Transisi ekonomi hijau diperkirakan dapat memberikan dampak bagi output perekonomian nasional hingga 4.376 triliun rupiah.

JAKARTA - Peralihan ke ekonomi hijau diperkirakan memberikan tambahan produk domestik bruto (PDB) sebesar 2.943 triliun rupiah jika dijalankan dalam kurun waktu 10 tahun ke depan atau setara 14,3 persen PDB Indonesia pada 2024. Efek berganda ekonomi hijau dari sisi PDB jauh melebihi struktur ekonomi saat ini yang masih bergantung pada sektor industri ekstraktif, salah satunya pertambangan.

Hal itu tergambar dari temuan Center of Economics and Law Studies (Celios) dan Greenpeace Indonesia dalam Policy Brief bertajuk Dampak Transisi Ekonomi Hijau terhadap Perekonomian, Pemerataan, dan Kesejahteraan Indonesia, di Jakarta, Selasa (19/12).
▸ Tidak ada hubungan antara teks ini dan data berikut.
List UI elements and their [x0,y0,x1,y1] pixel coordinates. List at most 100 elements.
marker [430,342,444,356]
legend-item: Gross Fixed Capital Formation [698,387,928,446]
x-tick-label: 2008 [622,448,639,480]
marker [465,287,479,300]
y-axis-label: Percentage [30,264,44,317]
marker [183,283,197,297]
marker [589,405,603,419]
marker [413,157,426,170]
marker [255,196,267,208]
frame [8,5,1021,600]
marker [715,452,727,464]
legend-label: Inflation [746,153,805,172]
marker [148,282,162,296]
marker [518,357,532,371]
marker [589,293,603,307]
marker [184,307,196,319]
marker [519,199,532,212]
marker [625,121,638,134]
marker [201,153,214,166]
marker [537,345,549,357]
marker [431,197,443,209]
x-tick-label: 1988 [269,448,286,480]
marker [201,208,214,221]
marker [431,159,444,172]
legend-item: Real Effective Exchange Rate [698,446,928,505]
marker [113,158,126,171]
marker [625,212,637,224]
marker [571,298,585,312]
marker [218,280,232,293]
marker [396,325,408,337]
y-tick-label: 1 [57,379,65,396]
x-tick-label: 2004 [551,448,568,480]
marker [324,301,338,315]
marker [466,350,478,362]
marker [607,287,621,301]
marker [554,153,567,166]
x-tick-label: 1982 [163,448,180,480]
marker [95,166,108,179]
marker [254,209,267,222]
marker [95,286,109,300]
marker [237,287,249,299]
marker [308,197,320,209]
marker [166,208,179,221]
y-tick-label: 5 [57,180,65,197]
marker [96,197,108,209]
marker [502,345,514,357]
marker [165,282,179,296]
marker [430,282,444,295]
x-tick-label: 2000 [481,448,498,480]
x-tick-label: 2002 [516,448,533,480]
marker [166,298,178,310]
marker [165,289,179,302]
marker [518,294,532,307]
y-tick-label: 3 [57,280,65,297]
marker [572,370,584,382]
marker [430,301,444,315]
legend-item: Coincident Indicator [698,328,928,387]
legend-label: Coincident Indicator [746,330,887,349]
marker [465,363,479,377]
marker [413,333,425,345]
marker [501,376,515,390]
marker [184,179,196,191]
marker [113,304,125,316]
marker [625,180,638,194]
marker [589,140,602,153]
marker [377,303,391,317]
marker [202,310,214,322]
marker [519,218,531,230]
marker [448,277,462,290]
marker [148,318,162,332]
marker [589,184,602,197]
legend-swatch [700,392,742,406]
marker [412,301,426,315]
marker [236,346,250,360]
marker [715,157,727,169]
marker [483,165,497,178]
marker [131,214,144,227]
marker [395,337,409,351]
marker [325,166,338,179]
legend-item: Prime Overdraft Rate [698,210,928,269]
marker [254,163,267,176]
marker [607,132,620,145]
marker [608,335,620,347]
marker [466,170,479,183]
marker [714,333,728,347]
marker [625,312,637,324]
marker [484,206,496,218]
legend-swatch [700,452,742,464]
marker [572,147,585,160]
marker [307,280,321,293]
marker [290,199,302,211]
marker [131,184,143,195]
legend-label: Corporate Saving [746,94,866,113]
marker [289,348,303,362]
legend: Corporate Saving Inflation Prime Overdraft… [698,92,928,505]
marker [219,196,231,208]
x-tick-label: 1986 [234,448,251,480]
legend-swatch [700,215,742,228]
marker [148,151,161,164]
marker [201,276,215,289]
Direktur Celios, Bhima Yudhistira, mengatakan hasil studi ini juga menunjukkan dampak positif ekonomi hijau terhadap PDB ini turut meningkatkan jumlah lapangan kerja dan pendapatan pekerja. Peralihan ke ekonomi berkelanjutan diramal mampu membuka hingga 19,4 juta lapangan kerja baru yang muncul dari berbagai sektor yang berkaitan dengan pengembangan energi terbarukan, pertanian, kehutanan, perikanan dan jenis-jenis industri ramah lingkungan lainnya. Sementara itu, pendapatan pekerja secara total dapat bertambah hingga 902,2 triliun rupiah berkat transformasi ini.
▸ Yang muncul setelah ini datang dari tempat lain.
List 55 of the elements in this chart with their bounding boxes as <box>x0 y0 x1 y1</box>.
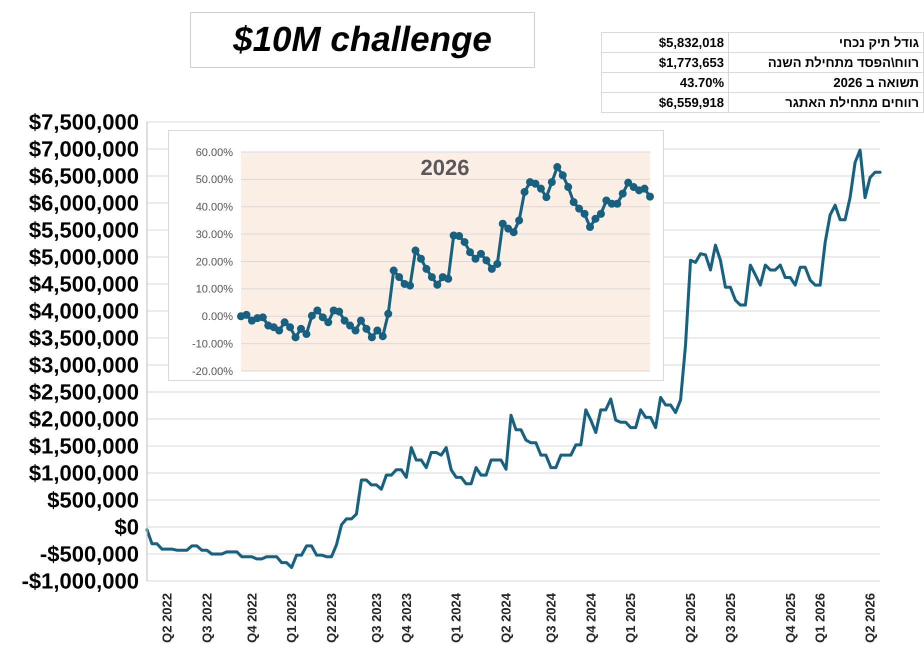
y-tick-label: $0 <box>114 514 139 540</box>
x-tick-label: Q2 2025 <box>683 593 698 643</box>
y-tick-label: $6,000,000 <box>28 190 139 216</box>
x-tick-label: Q2 2023 <box>324 593 340 643</box>
x-tick-label: Q1 2026 <box>812 593 828 643</box>
text: $1,773,653 <box>658 55 724 70</box>
y-tick-label: $2,500,000 <box>28 380 139 405</box>
x-tick-label: Q3 2025 <box>722 593 738 643</box>
y-tick-label: $7,500,000 <box>28 110 139 135</box>
y-tick-label: $1,000,000 <box>28 460 139 486</box>
y-tick-label: $3,000,000 <box>28 352 139 378</box>
y-tick-label: -10.00% <box>192 338 234 350</box>
chart-title: $10M challenge <box>190 12 535 68</box>
y-tick-label: $2,000,000 <box>28 406 139 432</box>
y-tick-label: -20.00% <box>192 366 234 378</box>
y-tick-label: $4,000,000 <box>28 298 139 324</box>
y-tick-label: -$500,000 <box>40 542 139 567</box>
y-tick-label: $4,500,000 <box>28 272 139 297</box>
x-tick-label: Q1 2025 <box>623 593 638 643</box>
y-tick-label: $3,500,000 <box>28 326 139 351</box>
category-label: גודל תיק נכחי <box>728 32 924 52</box>
category-label: תשואה ב 2026 <box>728 72 924 92</box>
x-tick-label: Q3 2023 <box>368 593 384 643</box>
line-series <box>146 148 882 569</box>
x-tick-label: Q3 2024 <box>543 592 558 643</box>
text: $6,559,918 <box>658 95 724 110</box>
x-tick-label: Q4 2025 <box>782 593 798 643</box>
x-tick-label: Q4 2023 <box>398 593 414 643</box>
x-tick-label: Q2 2026 <box>862 593 878 643</box>
text: $5,832,018 <box>658 35 724 50</box>
text: 43.70% <box>680 75 724 90</box>
y-tick-label: 20.00% <box>196 256 234 268</box>
y-tick-label: -$1,000,000 <box>22 568 139 594</box>
y-tick-label: 60.00% <box>196 146 234 159</box>
y-tick-label: 10.00% <box>196 284 234 296</box>
y-tick-label: 30.00% <box>196 228 234 241</box>
y-tick-label: 50.00% <box>196 174 234 186</box>
category-label: רווחים מתחילת האתגר <box>728 92 924 112</box>
y-tick-label: $500,000 <box>47 488 139 513</box>
y-tick-label: $1,500,000 <box>28 434 139 459</box>
category-label: רווח\הפסד מתחילת השנה <box>728 52 924 72</box>
y-tick-label: $7,000,000 <box>28 136 139 162</box>
x-tick-label: Q3 2022 <box>199 593 214 643</box>
y-tick-label: 40.00% <box>196 202 234 214</box>
y-tick-label: $5,000,000 <box>28 244 139 270</box>
x-tick-label: Q2 2024 <box>498 592 514 643</box>
chart-title: 2026 <box>420 155 470 181</box>
x-tick-label: Q1 2023 <box>284 593 300 643</box>
x-tick-label: Q2 2022 <box>159 593 174 643</box>
x-tick-label: Q4 2022 <box>244 593 260 643</box>
y-tick-label: $6,500,000 <box>28 164 139 189</box>
x-tick-label: Q1 2024 <box>448 592 464 643</box>
y-tick-label: 0.00% <box>202 311 234 324</box>
x-tick-label: Q4 2024 <box>583 592 598 643</box>
y-tick-label: $5,500,000 <box>28 218 139 243</box>
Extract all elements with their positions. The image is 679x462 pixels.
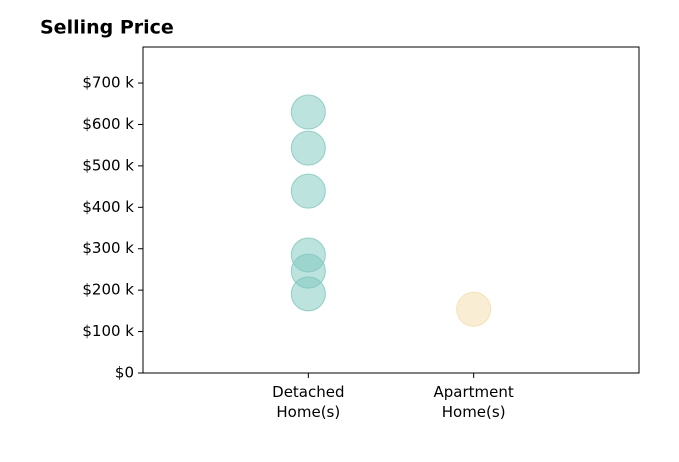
point xyxy=(290,94,326,130)
plot-frame xyxy=(142,46,640,374)
chart-title: Selling Price xyxy=(40,17,174,39)
x-tick-label: Apartment Home(s) xyxy=(433,383,514,421)
y-tick-label: $700 k xyxy=(82,74,134,92)
point xyxy=(456,291,492,327)
point xyxy=(290,276,326,312)
y-tick-label: $100 k xyxy=(82,322,134,340)
y-tick-label: $0 xyxy=(115,364,134,382)
y-tick-label: $600 k xyxy=(82,115,134,133)
x-tick-label: Detached Home(s) xyxy=(272,383,345,421)
y-tick-label: $400 k xyxy=(82,198,134,216)
point xyxy=(290,130,326,166)
y-tick-label: $200 k xyxy=(82,281,134,299)
y-tick-label: $300 k xyxy=(82,239,134,257)
point xyxy=(290,173,326,209)
y-tick-label: $500 k xyxy=(82,156,134,174)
"Pelaku usaha pun diuntungkan dengan peralihan ke ekonomi hijau berkat munculnya berbagai industri baru di sektor ekonomi sirkular dan transisi energi. Surplus usaha nasional dari transisi ekonomi hijau diprediksi menembus 1.517 triliun rupiah dalam 10 tahun transisi dilakukan," ungkap Bhima di Jakarta, Selasa (19/12).

Dari hasil studi tersebut, lanjutnya, ekonomi hijau mampu mempersempit ketimpangan pendapatan antar provinsi di Indonesia. Indeks Williamson Indonesia diperkirakan dapat turun ke angka 0,65 pada tahun ke-10 transisi ekonomi hijau dari 0,74 di tahun pertama transisi.
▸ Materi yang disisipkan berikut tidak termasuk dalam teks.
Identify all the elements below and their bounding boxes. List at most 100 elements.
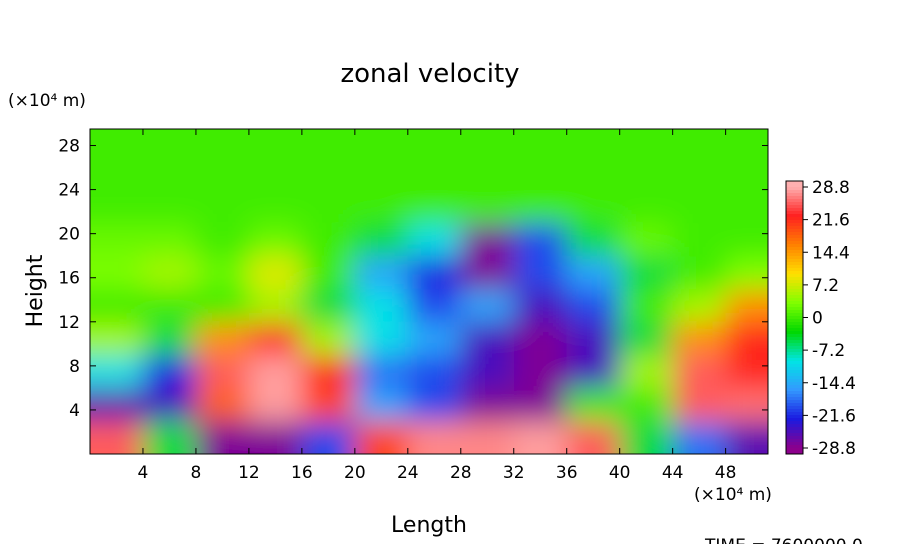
- heat-cell: [142, 321, 197, 356]
- colorbar-swatch: [786, 385, 803, 389]
- heat-cell: [301, 189, 356, 224]
- colorbar-swatch: [786, 187, 803, 191]
- colorbar-swatch: [786, 217, 803, 221]
- colorbar-tick-label: 14.4: [812, 243, 850, 263]
- colorbar-tick-label: -21.6: [812, 406, 856, 426]
- heat-cell: [513, 129, 568, 158]
- colorbar-swatch: [786, 208, 803, 212]
- heat-cell: [142, 288, 197, 323]
- heat-cell: [672, 222, 727, 257]
- heat-cell: [619, 222, 674, 257]
- heat-cell: [672, 354, 727, 389]
- heat-cell: [248, 321, 303, 356]
- y-tick-label: 24: [58, 181, 80, 201]
- y-axis-label: Height: [23, 254, 48, 327]
- heat-cell: [566, 321, 621, 356]
- colorbar-swatch: [786, 421, 803, 425]
- x-tick-label: 12: [238, 463, 260, 483]
- colorbar-swatch: [786, 433, 803, 437]
- colorbar-swatch: [786, 376, 803, 380]
- heat-cell: [725, 156, 768, 191]
- heat-cell: [460, 189, 515, 224]
- colorbar-swatch: [786, 328, 803, 332]
- colorbar-swatch: [786, 211, 803, 215]
- y-tick-label: 4: [69, 401, 80, 421]
- heat-cell: [513, 387, 568, 422]
- colorbar-tick-label: -28.8: [812, 439, 856, 459]
- colorbar-swatch: [786, 307, 803, 311]
- heat-cell: [566, 354, 621, 389]
- colorbar-swatch: [786, 250, 803, 254]
- colorbar-swatch: [786, 403, 803, 407]
- colorbar-swatch: [786, 310, 803, 314]
- colorbar-swatch: [786, 244, 803, 248]
- heat-cell: [90, 129, 144, 158]
- heat-cell: [301, 129, 356, 158]
- heat-cell: [195, 387, 250, 422]
- heat-cell: [672, 129, 727, 158]
- heat-cell: [90, 387, 144, 422]
- heat-cell: [90, 354, 144, 389]
- colorbar-swatch: [786, 304, 803, 308]
- colorbar-swatch: [786, 277, 803, 281]
- colorbar-swatch: [786, 400, 803, 404]
- heat-cell: [725, 288, 768, 323]
- colorbar-swatch: [786, 340, 803, 344]
- heat-cell: [407, 321, 462, 356]
- colorbar-swatch: [786, 355, 803, 359]
- heat-cell: [248, 189, 303, 224]
- heat-cell: [407, 129, 462, 158]
- colorbar-swatch: [786, 286, 803, 290]
- x-axis-label: Length: [391, 513, 467, 538]
- heat-cell: [460, 354, 515, 389]
- colorbar-swatch: [786, 346, 803, 350]
- colorbar-swatch: [786, 451, 803, 455]
- colorbar-swatch: [786, 220, 803, 224]
- chart-title: zonal velocity: [340, 59, 519, 89]
- field: [90, 129, 768, 454]
- heat-cell: [566, 387, 621, 422]
- colorbar-swatch: [786, 190, 803, 194]
- heat-cell: [460, 321, 515, 356]
- heat-cell: [513, 189, 568, 224]
- colorbar-tick-label: -14.4: [812, 374, 856, 394]
- heat-cell: [90, 189, 144, 224]
- colorbar-tick-label: -7.2: [812, 341, 845, 361]
- heat-cell: [672, 420, 727, 454]
- colorbar-tick-label: 0: [812, 309, 823, 329]
- colorbar-swatch: [786, 196, 803, 200]
- heat-cell: [407, 288, 462, 323]
- colorbar-swatch: [786, 274, 803, 278]
- heat-cell: [407, 387, 462, 422]
- heat-cell: [619, 129, 674, 158]
- colorbar-swatch: [786, 397, 803, 401]
- x-tick-label: 48: [715, 463, 737, 483]
- colorbar-swatch: [786, 193, 803, 197]
- colorbar-swatch: [786, 235, 803, 239]
- heat-cell: [195, 321, 250, 356]
- heat-cell: [301, 321, 356, 356]
- colorbar-swatch: [786, 283, 803, 287]
- heat-cell: [672, 189, 727, 224]
- colorbar-swatch: [786, 379, 803, 383]
- heat-cell: [354, 129, 409, 158]
- heat-cell: [301, 420, 356, 454]
- heat-cell: [248, 288, 303, 323]
- heat-cell: [566, 129, 621, 158]
- heat-cell: [195, 354, 250, 389]
- colorbar-swatch: [786, 406, 803, 410]
- heat-cell: [460, 387, 515, 422]
- heat-cell: [513, 156, 568, 191]
- heat-cell: [195, 156, 250, 191]
- colorbar-swatch: [786, 271, 803, 275]
- colorbar-swatch: [786, 439, 803, 443]
- colorbar-swatch: [786, 229, 803, 233]
- heat-cell: [672, 387, 727, 422]
- colorbar-swatch: [786, 364, 803, 368]
- heat-cell: [248, 255, 303, 290]
- heat-cell: [142, 420, 197, 454]
- colorbar-swatch: [786, 358, 803, 362]
- colorbar-swatch: [786, 448, 803, 452]
- heat-cell: [142, 255, 197, 290]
Tak hanya masyarakat dan pelaku usaha, negara pun dapat meraih manfaat dari ekonomi hijau. Pajak bersih atau penerimaan pajak setelah dikurangi oleh subsidi dari ekonomi hijau dapat menyumbang 80 triliun rupiah dari sebelumnya 34,8 triliun rupiah yang berasal dari ekonomi ekstraktif.

Peralihan ke ekonomi berkelanjutan pun mampu memberikan efek positif dari berbagai sisi, yakni pencegahan korupsi dari sektor ekstraktif dengan tata kelola (good governance) yang lebih baik. Efek lainnya, meningkatnya partisipasi masyarakat dalam upaya transisi energi terbarukan.

Lalu, berkurangnya belanja kesehatan dari berkurangnya polusi udara, meningkatnya kebahagiaan masyarakat berkat keseimbangan alam yang terjaga, serta memperkuat daya tahan ekonomi dari fluktuasi harga bahan bakar fosil.

Bhima melanjutkan, agar transisi ke ekonomi hijau dapat berjalan dengan baik maka perlu ada pendanaan dari pemerintah maupun swasta yang mampu mendorong pelaku usaha untuk beralih ke sektor industri berkelanjutan.

Komitmen Politik

Sementara itu, Kepala Greenpeace Indonesia, Leonard Simanjuntak, menambahkan momentum Pemilihan Umum (Pemilu) 2024 dapat digunakan sebagai katalis untuk mempercepat transisi ekonomi hijau di Indonesia. Krisis iklim yang timbul akibat ketergantungan Indonesia dan dunia terhadap industri ekstraktif semakin memperparah dampak lingkungan, ekonomi, dan sosial.

Dia pun menekankan perlunya komitmen politik untuk bisa mengimplementasikan transformasi dari ekonomi ekstraktif ke ekonomi berkelanjutan.